Piketty (14) Solution

Piketty admits that his proposed solution, a universal tax on capital is unlikely to be adopted. This means that he does not have a workable to his perceived problem.

He assumes that all solutions must be provided by the state. Unless there is an international organisation with the power to overcome national states, any solution that depends on state power is unworkable, because the wealth can motive their wealth from one state to another to avoid taxes.

Piketty sees inequality as an affront to democracy.

Our democratic societies rest on a meritocratic worldview, or at any rate a meritocratic hope, by which I mean a belief in society in which inequality is based on merit an effort than on kinship and rents. This belief and this hope play a very crucial role in modern society, for a simple reason: in a democracy, the professed equality of rights of all citizens contrast sharply with the very real inequality of living conditions, and in order to overcome this contradiction it is vital to make sure that social inequalities from rational and universal principles rather than arbitrary contingencies (422).
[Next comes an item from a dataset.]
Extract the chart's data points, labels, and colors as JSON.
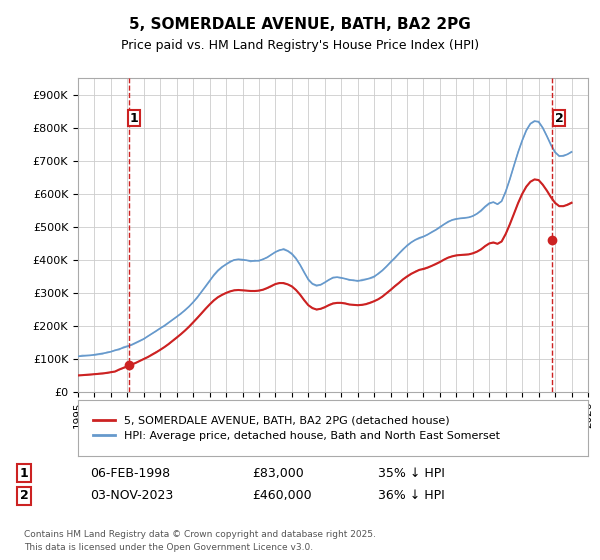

Today the rents produced by an asset are nothing other than the income on capital, whether in the form of rent, interest, dividends, profits, royalties, or any other legal category of revenue, provided that such income is simply remuneration for ownership of the asset , independent of any labour.(422)
There is something astonishing about the notion that capital yields rent, or income that the owner of capital obtains without working. There is something in this nation that is an affront commons sense that has in fact perturbed any number of civilisation, which have responded various ways, not always benign (423).
In my view, democracy is not the solution. It can make it possible for the majority to appropriate the wealth of a minority. But in the process it will destroy capital, and in the long run that will destroy wealth.